A light and luscious lemon mousse is the base of this recipe. It's a good stand-alone dessert, but here we've piped it into fancy glasses and layered it with fresh berries for an elegant presentation. The parfaits can be assembled a day in advance of serving; keep them covered with plastic wrap in the refrigerator.
From Food to Live By: The Earthbound Farm Organic Cookbook by Myra Goodman
Melt the butter in a small pan over low heat.
Place the eggs in the bowl of an electric mixer and beat on medium speed for 1 minute. Gradually add the sugar.
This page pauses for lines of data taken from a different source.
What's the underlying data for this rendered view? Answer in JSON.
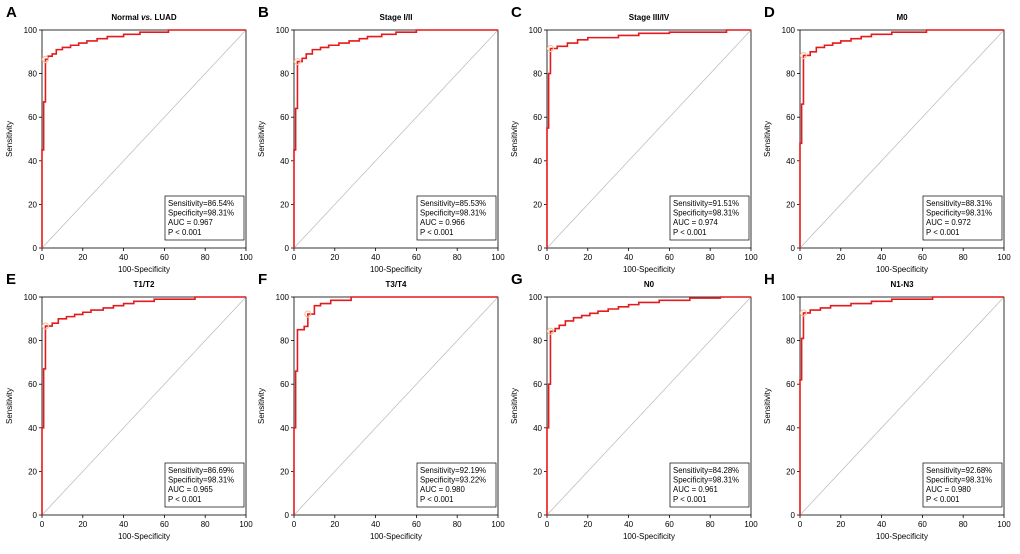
{
  "figure": {
    "axis": {
      "xlabel": "100-Specificity",
      "ylabel": "Sensitivity",
      "xlim": [
        0,
        100
      ],
      "ylim": [
        0,
        100
      ],
      "ticks": [
        0,
        20,
        40,
        60,
        80,
        100
      ]
    },
    "colors": {
      "curve": "#e41a1c",
      "diagonal": "#b8b8b8",
      "marker": "#f2c7a5",
      "axis": "#000000"
    }
  },
  "chart_data": [
    {
      "type": "line",
      "panel_letter": "A",
      "title": "Normal vs. LUAD",
      "title_plain": "Normal ",
      "title_italic": "vs.",
      "title_rest": " LUAD",
      "xlabel": "100-Specificity",
      "ylabel": "Sensitivity",
      "xlim": [
        0,
        100
      ],
      "ylim": [
        0,
        100
      ],
      "legend": [
        "Sensitivity=86.54%",
        "Specificity=98.31%",
        "AUC = 0.967",
        "P < 0.001"
      ],
      "legend_position": "bottom-right",
      "cutoff_point": [
        1.69,
        86.54
      ],
      "roc": [
        [
          0,
          0
        ],
        [
          0,
          45
        ],
        [
          0.8,
          45
        ],
        [
          0.8,
          67
        ],
        [
          1.69,
          67
        ],
        [
          1.69,
          86.54
        ],
        [
          3,
          86.54
        ],
        [
          3,
          88
        ],
        [
          5,
          88
        ],
        [
          5,
          89
        ],
        [
          7,
          89
        ],
        [
          7,
          91
        ],
        [
          10,
          91
        ],
        [
          10,
          92
        ],
        [
          14,
          92
        ],
        [
          14,
          93
        ],
        [
          18,
          93
        ],
        [
          18,
          94
        ],
        [
          22,
          94
        ],
        [
          22,
          95
        ],
        [
          27,
          95
        ],
        [
          27,
          96
        ],
        [
          32,
          96
        ],
        [
          32,
          97
        ],
        [
          40,
          97
        ],
        [
          40,
          98
        ],
        [
          48,
          98
        ],
        [
          48,
          99
        ],
        [
          62,
          99
        ],
        [
          62,
          100
        ],
        [
          100,
          100
        ]
      ]
    },
    {
      "type": "line",
      "panel_letter": "B",
      "title": "Stage I/II",
      "title_plain": "Stage I/II",
      "title_italic": "",
      "title_rest": "",
      "xlabel": "100-Specificity",
      "ylabel": "Sensitivity",
      "xlim": [
        0,
        100
      ],
      "ylim": [
        0,
        100
      ],
      "legend": [
        "Sensitivity=85.53%",
        "Specificity=98.31%",
        "AUC = 0.966",
        "P < 0.001"
      ],
      "legend_position": "bottom-right",
      "cutoff_point": [
        1.69,
        85.53
      ],
      "roc": [
        [
          0,
          0
        ],
        [
          0,
          45
        ],
        [
          0.8,
          45
        ],
        [
          0.8,
          64
        ],
        [
          1.69,
          64
        ],
        [
          1.69,
          85.53
        ],
        [
          4,
          85.53
        ],
        [
          4,
          87
        ],
        [
          6,
          87
        ],
        [
          6,
          89
        ],
        [
          9,
          89
        ],
        [
          9,
          91
        ],
        [
          13,
          91
        ],
        [
          13,
          92
        ],
        [
          17,
          92
        ],
        [
          17,
          93
        ],
        [
          22,
          93
        ],
        [
          22,
          94
        ],
        [
          27,
          94
        ],
        [
          27,
          95
        ],
        [
          32,
          95
        ],
        [
          32,
          96
        ],
        [
          36,
          96
        ],
        [
          36,
          97
        ],
        [
          43,
          97
        ],
        [
          43,
          98
        ],
        [
          50,
          98
        ],
        [
          50,
          99
        ],
        [
          60,
          99
        ],
        [
          60,
          100
        ],
        [
          100,
          100
        ]
      ]
    },
    {
      "type": "line",
      "panel_letter": "C",
      "title": "Stage III/IV",
      "title_plain": "Stage III/IV",
      "title_italic": "",
      "title_rest": "",
      "xlabel": "100-Specificity",
      "ylabel": "Sensitivity",
      "xlim": [
        0,
        100
      ],
      "ylim": [
        0,
        100
      ],
      "legend": [
        "Sensitivity=91.51%",
        "Specificity=98.31%",
        "AUC = 0.974",
        "P < 0.001"
      ],
      "legend_position": "bottom-right",
      "cutoff_point": [
        1.69,
        91.51
      ],
      "roc": [
        [
          0,
          0
        ],
        [
          0,
          55
        ],
        [
          0.8,
          55
        ],
        [
          0.8,
          80
        ],
        [
          1.69,
          80
        ],
        [
          1.69,
          91.51
        ],
        [
          5,
          91.51
        ],
        [
          5,
          92.5
        ],
        [
          10,
          92.5
        ],
        [
          10,
          94
        ],
        [
          15,
          94
        ],
        [
          15,
          95.5
        ],
        [
          20,
          95.5
        ],
        [
          20,
          96.5
        ],
        [
          35,
          96.5
        ],
        [
          35,
          97.5
        ],
        [
          45,
          97.5
        ],
        [
          45,
          98.5
        ],
        [
          60,
          98.5
        ],
        [
          60,
          99
        ],
        [
          88,
          99
        ],
        [
          88,
          100
        ],
        [
          100,
          100
        ]
      ]
    },
    {
      "type": "line",
      "panel_letter": "D",
      "title": "M0",
      "title_plain": "M0",
      "title_italic": "",
      "title_rest": "",
      "xlabel": "100-Specificity",
      "ylabel": "Sensitivity",
      "xlim": [
        0,
        100
      ],
      "ylim": [
        0,
        100
      ],
      "legend": [
        "Sensitivity=88.31%",
        "Specificity=98.31%",
        "AUC = 0.972",
        "P < 0.001"
      ],
      "legend_position": "bottom-right",
      "cutoff_point": [
        1.69,
        88.31
      ],
      "roc": [
        [
          0,
          0
        ],
        [
          0,
          48
        ],
        [
          0.8,
          48
        ],
        [
          0.8,
          66
        ],
        [
          1.69,
          66
        ],
        [
          1.69,
          88.31
        ],
        [
          5,
          88.31
        ],
        [
          5,
          90
        ],
        [
          8,
          90
        ],
        [
          8,
          92
        ],
        [
          12,
          92
        ],
        [
          12,
          93
        ],
        [
          16,
          93
        ],
        [
          16,
          94
        ],
        [
          20,
          94
        ],
        [
          20,
          95
        ],
        [
          25,
          95
        ],
        [
          25,
          96
        ],
        [
          30,
          96
        ],
        [
          30,
          97
        ],
        [
          35,
          97
        ],
        [
          35,
          98
        ],
        [
          45,
          98
        ],
        [
          45,
          99
        ],
        [
          62,
          99
        ],
        [
          62,
          100
        ],
        [
          100,
          100
        ]
      ]
    },
    {
      "type": "line",
      "panel_letter": "E",
      "title": "T1/T2",
      "title_plain": "T1/T2",
      "title_italic": "",
      "title_rest": "",
      "xlabel": "100-Specificity",
      "ylabel": "Sensitivity",
      "xlim": [
        0,
        100
      ],
      "ylim": [
        0,
        100
      ],
      "legend": [
        "Sensitivity=86.69%",
        "Specificity=98.31%",
        "AUC = 0.965",
        "P < 0.001"
      ],
      "legend_position": "bottom-right",
      "cutoff_point": [
        1.69,
        86.69
      ],
      "roc": [
        [
          0,
          0
        ],
        [
          0,
          40
        ],
        [
          0.8,
          40
        ],
        [
          0.8,
          67
        ],
        [
          1.69,
          67
        ],
        [
          1.69,
          86.69
        ],
        [
          5,
          86.69
        ],
        [
          5,
          88
        ],
        [
          8,
          88
        ],
        [
          8,
          90
        ],
        [
          12,
          90
        ],
        [
          12,
          91
        ],
        [
          16,
          91
        ],
        [
          16,
          92
        ],
        [
          20,
          92
        ],
        [
          20,
          93
        ],
        [
          24,
          93
        ],
        [
          24,
          94
        ],
        [
          30,
          94
        ],
        [
          30,
          95
        ],
        [
          35,
          95
        ],
        [
          35,
          96
        ],
        [
          40,
          96
        ],
        [
          40,
          97
        ],
        [
          45,
          97
        ],
        [
          45,
          98
        ],
        [
          55,
          98
        ],
        [
          55,
          99
        ],
        [
          75,
          99
        ],
        [
          75,
          100
        ],
        [
          100,
          100
        ]
      ]
    },
    {
      "type": "line",
      "panel_letter": "F",
      "title": "T3/T4",
      "title_plain": "T3/T4",
      "title_italic": "",
      "title_rest": "",
      "xlabel": "100-Specificity",
      "ylabel": "Sensitivity",
      "xlim": [
        0,
        100
      ],
      "ylim": [
        0,
        100
      ],
      "legend": [
        "Sensitivity=92.19%",
        "Specificity=93.22%",
        "AUC = 0.980",
        "P < 0.001"
      ],
      "legend_position": "bottom-right",
      "cutoff_point": [
        6.78,
        92.19
      ],
      "roc": [
        [
          0,
          0
        ],
        [
          0,
          40
        ],
        [
          0.8,
          40
        ],
        [
          0.8,
          66
        ],
        [
          1.69,
          66
        ],
        [
          1.69,
          85
        ],
        [
          5,
          85
        ],
        [
          5,
          86.5
        ],
        [
          6.78,
          86.5
        ],
        [
          6.78,
          92.19
        ],
        [
          10,
          92.19
        ],
        [
          10,
          96
        ],
        [
          13,
          96
        ],
        [
          13,
          97
        ],
        [
          18,
          97
        ],
        [
          18,
          98.5
        ],
        [
          28,
          98.5
        ],
        [
          28,
          100
        ],
        [
          100,
          100
        ]
      ]
    },
    {
      "type": "line",
      "panel_letter": "G",
      "title": "N0",
      "title_plain": "N0",
      "title_italic": "",
      "title_rest": "",
      "xlabel": "100-Specificity",
      "ylabel": "Sensitivity",
      "xlim": [
        0,
        100
      ],
      "ylim": [
        0,
        100
      ],
      "legend": [
        "Sensitivity=84.28%",
        "Specificity=98.31%",
        "AUC = 0.961",
        "P < 0.001"
      ],
      "legend_position": "bottom-right",
      "cutoff_point": [
        1.69,
        84.28
      ],
      "roc": [
        [
          0,
          0
        ],
        [
          0,
          40
        ],
        [
          0.8,
          40
        ],
        [
          0.8,
          60
        ],
        [
          1.69,
          60
        ],
        [
          1.69,
          84.28
        ],
        [
          4,
          84.28
        ],
        [
          4,
          85.5
        ],
        [
          6,
          85.5
        ],
        [
          6,
          87
        ],
        [
          9,
          87
        ],
        [
          9,
          89
        ],
        [
          13,
          89
        ],
        [
          13,
          90.5
        ],
        [
          17,
          90.5
        ],
        [
          17,
          91.5
        ],
        [
          21,
          91.5
        ],
        [
          21,
          92.5
        ],
        [
          25,
          92.5
        ],
        [
          25,
          93.5
        ],
        [
          30,
          93.5
        ],
        [
          30,
          94.5
        ],
        [
          35,
          94.5
        ],
        [
          35,
          95.5
        ],
        [
          40,
          95.5
        ],
        [
          40,
          96.5
        ],
        [
          45,
          96.5
        ],
        [
          45,
          97.5
        ],
        [
          55,
          97.5
        ],
        [
          55,
          98.5
        ],
        [
          70,
          98.5
        ],
        [
          70,
          99.5
        ],
        [
          85,
          99.5
        ],
        [
          85,
          100
        ],
        [
          100,
          100
        ]
      ]
    },
    {
      "type": "line",
      "panel_letter": "H",
      "title": "N1-N3",
      "title_plain": "N1-N3",
      "title_italic": "",
      "title_rest": "",
      "xlabel": "100-Specificity",
      "ylabel": "Sensitivity",
      "xlim": [
        0,
        100
      ],
      "ylim": [
        0,
        100
      ],
      "legend": [
        "Sensitivity=92.68%",
        "Specificity=98.31%",
        "AUC = 0.980",
        "P < 0.001"
      ],
      "legend_position": "bottom-right",
      "cutoff_point": [
        1.69,
        92.68
      ],
      "roc": [
        [
          0,
          0
        ],
        [
          0,
          62
        ],
        [
          0.8,
          62
        ],
        [
          0.8,
          81
        ],
        [
          1.69,
          81
        ],
        [
          1.69,
          92.68
        ],
        [
          5,
          92.68
        ],
        [
          5,
          94
        ],
        [
          10,
          94
        ],
        [
          10,
          95
        ],
        [
          15,
          95
        ],
        [
          15,
          96
        ],
        [
          25,
          96
        ],
        [
          25,
          97
        ],
        [
          35,
          97
        ],
        [
          35,
          98
        ],
        [
          45,
          98
        ],
        [
          45,
          99
        ],
        [
          65,
          99
        ],
        [
          65,
          100
        ],
        [
          100,
          100
        ]
      ]
    }
  ]
}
Increase the speed to high and beat until the mixture is pale in color and very fluffy, about 5 minutes.
With the mixer running at low speed, add the butter and lemon juice.
Transfer the mixture to a heavy-bottom saucepan. Place over medium-low heat and cook, stirring constantly with a wooden spoon until the custard thickens, 5 to 10 minutes. The trick is to heat the custard enough to thicken it without scrambling the eggs. Don't let the custard simmer, and keep stirring! When the custard thickly coats the back of the wooden spoon so that if you draw your finger across it, the mark holds, it's done. (An instant-read thermometer will register 138 degrees F.)
Transfer the custard to a clean bowl. Press plastic wrap or wax paper against the surface and refrigerate until thoroughly cold. The wrap will prevent a skin from forming on the custard's surface.
Beat the cream with the lemon zest and rum, if using, until it forms soft peaks.
Whisk about half of the cream into the chilled custard to lighten the mixture, then fold the remaining whipped cream into the custard. Transfer the mousse to a pastry bag.
Rinse the berries and dry them thoroughly. Place a few berries in the bottom of a martini or wine glass. Pipe a layer of mousse over the berries. Top with another layer of berries and cover with more mousse. Repeat, ending with mousse on top. Garnish each serving with a mint leaf.
Refrigerate, covered with plastic wrap, until serving time.